Anspruch rechtzeitig sichern
Pflegende Angehörige? Verpassen Sie diesen Antrag nicht
Aktualisiert am 07.06.2026 – 18:17 UhrLesedauer: 3 Min.

Wer einen Pflegebedürftigen zu Hause versorgt, kann auch finanziell profitieren. Dabei sollten Sie allerdings den richtigen Zeitpunkt für den Antrag nicht verpassen.
Oft helfen Angehörige, Freunde oder Nachbarn, wenn Pflegebedürftige lieber zu Hause als im Heim betreut und versorgt werden möchten. Das macht sich auch bei der Rente bezahlt.
Schon seit 1995 bekommen ehrenamtliche Pflegende für ihre Tätigkeit Rentenpunkte gutgeschrieben. Wir erklären, ob diese auch rückwirkend gewährt werden, welche Voraussetzungen Sie erfüllen müssen, damit die Pflege für Ihre Rente zählt, und wie viele Rentenpunkte Sie dann erhalten.
Kann ich rückwirkend Rentenpunkte für Pflege bekommen?
Nein. Sie können sich Pflegezeiten nicht rückwirkend für Ihre Rente anrechnen lassen (Urteil des Bundessozialgerichts (BSG) vom 10. Dezember 2013, Az. B 13 R 91/11).
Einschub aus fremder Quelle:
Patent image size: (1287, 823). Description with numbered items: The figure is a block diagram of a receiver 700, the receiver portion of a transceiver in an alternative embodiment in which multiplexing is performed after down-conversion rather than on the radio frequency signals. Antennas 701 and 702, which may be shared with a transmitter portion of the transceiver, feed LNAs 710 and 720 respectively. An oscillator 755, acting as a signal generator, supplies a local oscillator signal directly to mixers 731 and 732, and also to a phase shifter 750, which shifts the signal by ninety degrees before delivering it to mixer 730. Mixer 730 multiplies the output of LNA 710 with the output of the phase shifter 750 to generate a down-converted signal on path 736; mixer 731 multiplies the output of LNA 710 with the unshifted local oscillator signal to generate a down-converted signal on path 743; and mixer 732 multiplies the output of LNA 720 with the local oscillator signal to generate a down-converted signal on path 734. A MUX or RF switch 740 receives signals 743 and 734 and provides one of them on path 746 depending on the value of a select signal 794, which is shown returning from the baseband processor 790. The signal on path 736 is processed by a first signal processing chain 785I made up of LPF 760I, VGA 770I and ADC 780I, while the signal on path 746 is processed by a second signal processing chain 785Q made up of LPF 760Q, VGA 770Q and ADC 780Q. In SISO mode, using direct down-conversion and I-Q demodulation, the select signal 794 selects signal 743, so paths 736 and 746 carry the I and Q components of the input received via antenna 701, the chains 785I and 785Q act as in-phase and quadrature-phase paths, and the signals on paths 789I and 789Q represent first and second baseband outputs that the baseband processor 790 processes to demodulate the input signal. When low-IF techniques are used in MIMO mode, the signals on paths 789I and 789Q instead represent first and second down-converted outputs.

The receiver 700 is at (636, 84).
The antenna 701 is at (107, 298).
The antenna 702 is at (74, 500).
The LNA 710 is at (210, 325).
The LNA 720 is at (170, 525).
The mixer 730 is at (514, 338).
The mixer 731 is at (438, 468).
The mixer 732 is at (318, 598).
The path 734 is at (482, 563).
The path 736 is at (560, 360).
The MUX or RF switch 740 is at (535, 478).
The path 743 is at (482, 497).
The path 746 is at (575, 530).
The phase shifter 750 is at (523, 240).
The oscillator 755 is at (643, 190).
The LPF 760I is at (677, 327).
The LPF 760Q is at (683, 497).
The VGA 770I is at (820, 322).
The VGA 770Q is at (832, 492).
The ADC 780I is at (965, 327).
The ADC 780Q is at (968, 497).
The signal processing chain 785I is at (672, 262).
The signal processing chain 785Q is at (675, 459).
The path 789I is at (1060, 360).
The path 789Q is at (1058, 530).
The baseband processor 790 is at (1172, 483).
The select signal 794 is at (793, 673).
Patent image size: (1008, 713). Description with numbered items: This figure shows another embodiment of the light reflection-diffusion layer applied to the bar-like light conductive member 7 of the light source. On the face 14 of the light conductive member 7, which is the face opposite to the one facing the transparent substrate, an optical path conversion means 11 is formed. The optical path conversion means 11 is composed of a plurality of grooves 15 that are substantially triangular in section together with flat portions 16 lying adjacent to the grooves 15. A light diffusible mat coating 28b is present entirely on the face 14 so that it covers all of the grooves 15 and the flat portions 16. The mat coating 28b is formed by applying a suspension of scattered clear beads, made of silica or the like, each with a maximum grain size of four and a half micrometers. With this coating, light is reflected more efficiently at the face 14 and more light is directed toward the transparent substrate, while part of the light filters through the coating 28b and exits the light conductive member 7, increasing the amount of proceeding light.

Pflegende Angehörige sollten daher rechtzeitig einen Antrag auf Pflegeleistungen stellen – also sobald der Pflegefall eintritt. So sichern Sie sich für Ihre Pflegetätigkeit von Anfang an Rentenpunkte. Was Rentenpunkte genau sind, lesen Sie hier.
Eine rückwirkende Berücksichtigung von Pflegezeiten ist nach Ansicht der Gerichte nicht möglich, weil sich nachträglich kaum nachvollziehen lasse, ob Sie die Pflege tatsächlich geleistet haben. Im Antrag auf Pflegeleistungen müssen Sie auch den Umfang Ihrer Pflegetätigkeiten angeben.
Wer bekommt Rentenpunkte für Pflege?
Ob Sie Rentenpunkte für die Pflege von Angehörigen bekommen, ist im Sozialgesetzbuch (SGB) XI unter § 44 „Leistungen zur sozialen Sicherung der Pflegepersonen“ geregelt. Demnach müssen Sie mehrere Voraussetzungen erfüllen, um von der Pflegekasse auf Antrag Rentenpunkte gutgeschrieben zu bekommen:
- Der Pflegebedürftige hat mindestens Pflegegrad 2.
- Sie pflegen die Person nicht erwerbsmäßig und mindestens zehn Stunden wöchentlich, verteilt auf mindestens zwei Tage die Woche.
- Die Pflege erfolgt in häuslicher Umgebung.
- Sie sind neben der Pflege nicht mehr als 30 Stunden wöchentlich berufstätig.
- Sie dürfen keine volle Altersrente beziehen (siehe dazu auch Tipp in der Infobox).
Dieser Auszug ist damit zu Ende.